Handling Revocation in Multi-Device Scenarios:
If a user changes their password on one device, all other devices will receive auth/session-cookie-revoked errors on their next verification attempt (if using checkRevoked: true). Design your UX to handle this gracefully:
// Graceful multi-device handling
catch (error) {
if (error.code === 'auth/session-cookie-revoked') {
// Log for security monitoring
logger.info('Session revoked', { uid: sessionData.uid, reason: 'possible_password_change' });
// Show friendly message
return res.status(401).json({
code: 'SESSION_REVOKED',
message: 'Your session expired due to recent account changes.
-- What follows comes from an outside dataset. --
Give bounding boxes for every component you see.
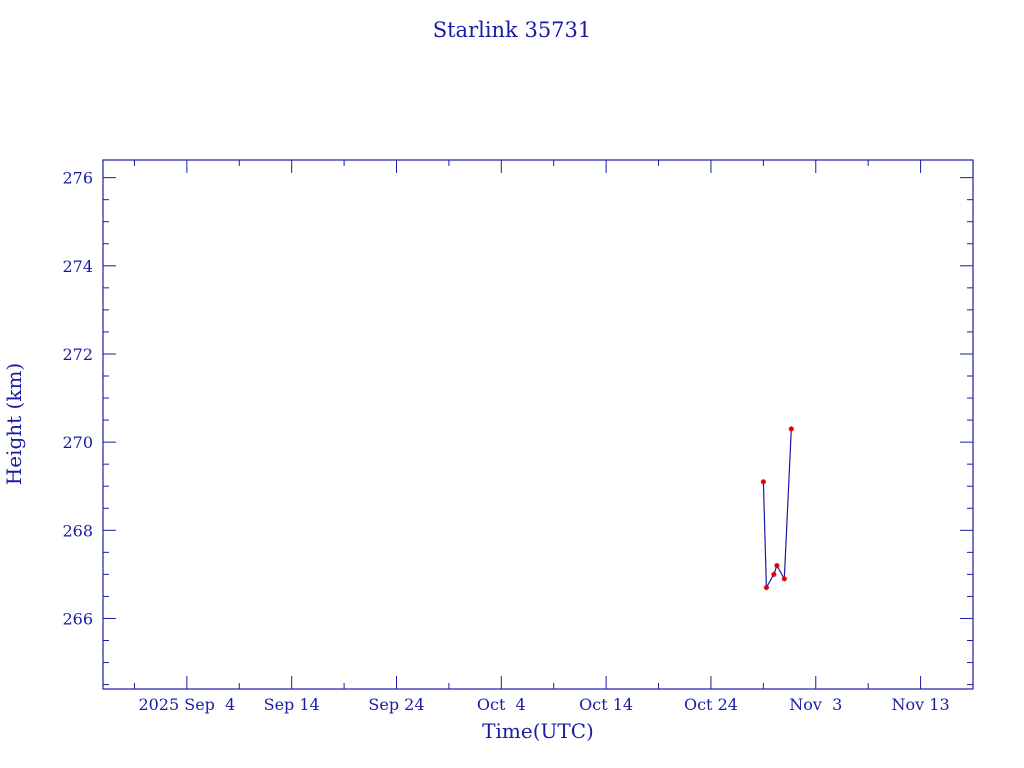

Please sign in again.',
requiresReauth: true
});
}
}Performance Optimization:
For high-traffic applications, consider a hybrid approach:
// Check revocation periodically, not on every request
const REVOCATION_CHECK_INTERVAL = 60 * 60 * 1000; // 1 hour
async function verifyWithCaching(sessionCookie, sessionData) {
const lastCheck = sessionData.lastRevocationCheck || 0;
const checkRevoked = (Date.now() - lastCheck) > REVOCATION_CHECK_INTERVAL;
const decoded = await admin.auth().verifySessionCookie(sessionCookie, checkRevoked);
if (checkRevoked) {
// Update cache to indicate revocation was checked
await updateSessionCache(decoded.uid, { lastRevocationCheck: Date.now() });
}
return decoded;
}Security Best Practices:
Always use checkRevoked: true when:
- Processing financial transactions
- Changing account settings
- Accessing sensitive user data
- After detecting suspicious activity
The additional latency (typically 50-200ms) is worthwhile for security-critical operations.